Journal, date & volume: Circ Cardiovasc Genet, 2015 Feb , 8, 21-9

PubMed link: http://www.ncbi.nlm.nih.gov/pubmed/25504652


Abstract
Sudden infant death syndrome (SIDS) describes the sudden, unexplained death of a baby during its first year of age and is the third leading cause of infant mortality. It is assumed that ≤20% of all SIDS cases are because of cardiac arrhythmias resulting from mutations in ion channel proteins. Besides ion channels also cardiac gap junction channels are important for proper conduction of cardiac electric activation. In the mammalian heart Connexin43 (Cx43) is the major gap junction protein expressed in ventricular cardiomyocytes.

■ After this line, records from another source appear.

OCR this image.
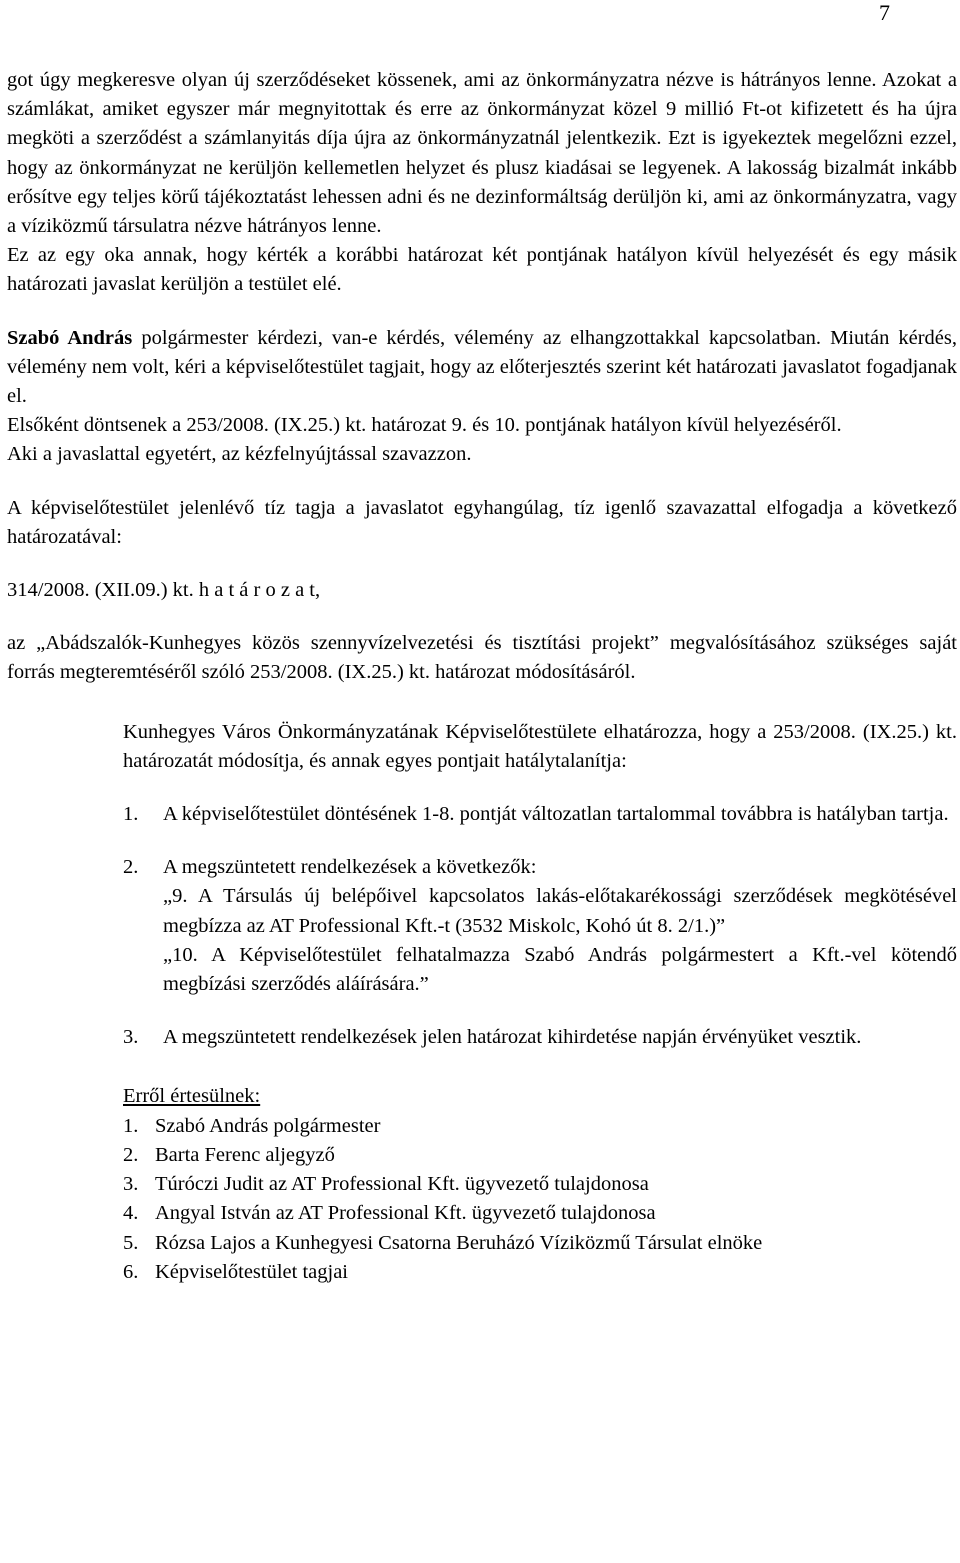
7

got úgy megkeresve olyan új szerződéseket kössenek, ami az önkormányzatra nézve is hátrányos lenne. Azokat a számlákat, amiket egyszer már megnyitottak és erre az önkormányzat közel 9 millió Ft-ot kifizetett és ha újra megköti a szerződést a számlanyitás díja újra az önkormányzatnál jelentkezik. Ezt is igyekeztek megelőzni ezzel, hogy az önkormányzat ne kerüljön kellemetlen helyzet és plusz kiadásai se legyenek. A lakosság bizalmát inkább erősítve egy teljes körű tájékoztatást lehessen adni és ne dezinformáltság derüljön ki, ami az önkormányzatra, vagy a víziközmű társulatra nézve hátrányos lenne.

Ez az egy oka annak, hogy kérték a korábbi határozat két pontjának hatályon kívül helyezését és egy másik határozati javaslat kerüljön a testület elé.

Szabó András polgármester kérdezi, van-e kérdés, vélemény az elhangzottakkal kapcsolatban. Miután kérdés, vélemény nem volt, kéri a képviselőtestület tagjait, hogy az előterjesztés szerint két határozati javaslatot fogadjanak el.

Elsőként döntsenek a 253/2008. (IX.25.) kt. határozat 9. és 10. pontjának hatályon kívül helyezéséről.

Aki a javaslattal egyetért, az kézfelnyújtással szavazzon.

A képviselőtestület jelenlévő tíz tagja a javaslatot egyhangúlag, tíz igenlő szavazattal elfogadja a következő határozatával:

314/2008. (XII.09.) kt. h a t á r o z a t,

az „Abádszalók-Kunhegyes közös szennyvízelvezetési és tisztítási projekt” megvalósításához szükséges saját forrás megteremtéséről szóló 253/2008. (IX.25.) kt. határozat módosításáról.

Kunhegyes Város Önkormányzatának Képviselőtestülete elhatározza, hogy a 253/2008. (IX.25.) kt. határozatát módosítja, és annak egyes pontjait hatálytalanítja:

1.	A képviselőtestület döntésének 1-8. pontját változatlan tartalommal továbbra is hatályban tartja.
2.	A megszüntetett rendelkezések a következők:
„9. A Társulás új belépőivel kapcsolatos lakás-előtakarékossági szerződések megkötésével megbízza az AT Professional Kft.-t (3532 Miskolc, Kohó út 8. 2/1.)”
„10. A Képviselőtestület felhatalmazza Szabó András polgármestert a Kft.-vel kötendő megbízási szerződés aláírására.”
3.	A megszüntetett rendelkezések jelen határozat kihirdetése napján érvényüket vesztik.
Erről értesülnek:
1. Szabó András polgármester
2. Barta Ferenc aljegyző
3. Túróczi Judit az AT Professional Kft. ügyvezető tulajdonosa
4. Angyal István az AT Professional Kft. ügyvezető tulajdonosa
5. Rózsa Lajos a Kunhegyesi Csatorna Beruházó Víziközmű Társulat elnöke
6. Képviselőtestület tagjai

Recently, a novel Connexin43 loss-of-function mutation (Cx43E42K) was identified in a 2-month-old SIDS victim.We have generated Cx43E42K-expressing mice as a model for SIDS. Heterozygous cardiac-restricted Cx43E42K-mutated mice die neonatally without major cardiac morphological defects. Electrocardiographic recordings of embryonic Cx43+/E42K mice reveal severely disturbed ventricular activation, whereas immunohistochemical analyses show normal localization and expression patterns of gap junctional Connexin43 protein in the Cx43E42K-mutated newborn mouse heart.Because we did not find heterogeneous gap junction loss in Cx43E42K mouse hearts, we conclude that the Cx43E42K gap junction channel creates an arrhythmogenic substrate leading to lethal ventricular arrhythmias. The strong cardiac phenotype of Cx43E42K expressing mice supports the association between the human Cx43E42K mutation and SIDS and indicates that Connexin43 mutations should be considered in future studies when SIDS cases are to be molecularly explained.